The economic magnitude of what these experts contemplate bears emphasising. The Industrial Revolution, that defining transformation of the eighteenth and nineteenth centuries, unfolded across generations and ultimately created new categories of work even as it rendered old ones obsolete. The consensus among the statement's signatories is that AI could trigger economic transformation of equivalent or greater scale, but compressed into a fraction of that timeframe. This telescoping of change creates cascading challenges for labour markets, social cohesion and political legitimacy. Workers displaced from routine cognitive work cannot wait fifteen years for the economy to generate replacement employment; they need alternatives within months.

The Malaysian government, currently focused on digital economy development and artificial intelligence adoption, confronts a genuine policy dilemma embodied in this statement. Encouraging AI development and integration remains economically logical, yet doing so without parallel investment in workforce adaptation and social protection mechanisms risks creating destabilised labour markets. Regional neighbours face identical pressures. Singapore's heavy reliance on finance and technology sectors could experience significant employment disruption if AI systems mature to perform sophisticated analytical work currently conducted by university-educated professionals.

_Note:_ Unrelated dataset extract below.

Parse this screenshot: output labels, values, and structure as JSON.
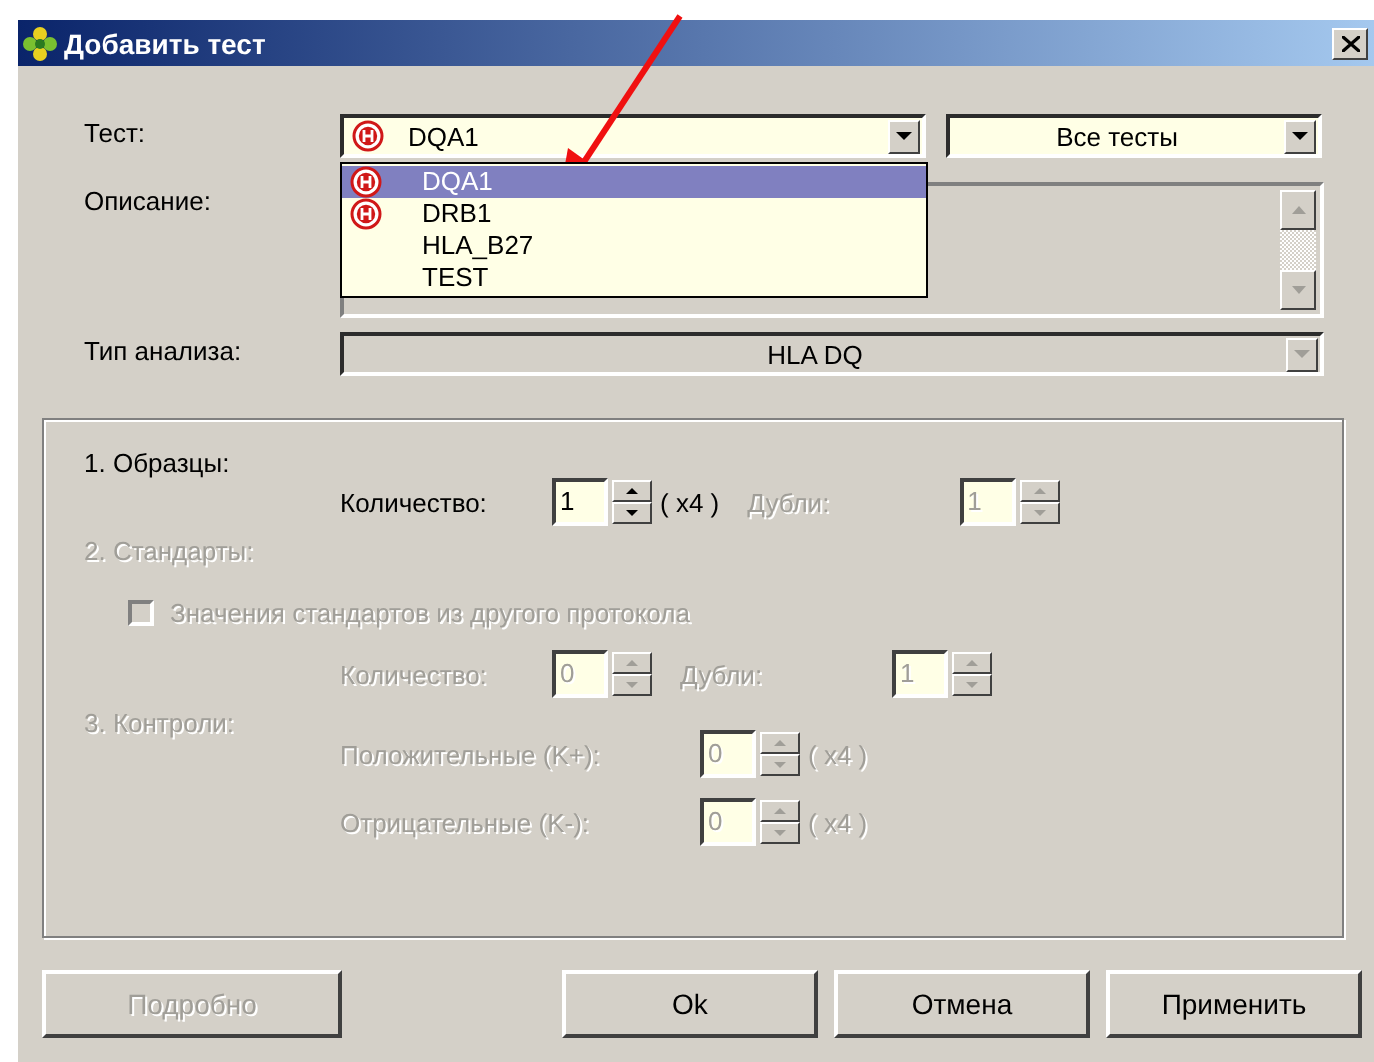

Indonesia's vast informal economy lacks the institutional capacity to retrain displaced workers at scale.

The timing of this statement, coordinated to achieve maximum attention and credibility, reflects strategic understanding that policy windows close quickly. The researchers and economists who signed appear to believe that a two-to-three-year window exists during which governments retain capacity to shape AI's integration into economies through deliberate policy choice. After that window closes, the argument suggests, disruption will have proceeded sufficiently that reactive policy becomes largely ineffective. This urgency explains the effort to mobilise Nobel laureates and technology leaders whose combined authority creates pressure difficult for elected officials to dismiss as alarmism or special pleading.

For regional policymakers, the statement functions as both warning and opportunity. The warning is straightforward: AI-driven disruption without institutional preparation could trigger severe social and economic dislocation. The opportunity lies in recognising that early policy action remains possible and that governments willing to invest in research, retraining infrastructure and social protection now position themselves to manage transition far more successfully than those waiting for crisis to force action. The statement's emphasis on creating institutions and policies before transformation reaches peak velocity reflects understanding that institutional capacity takes years to build and cannot be improvised under pressure.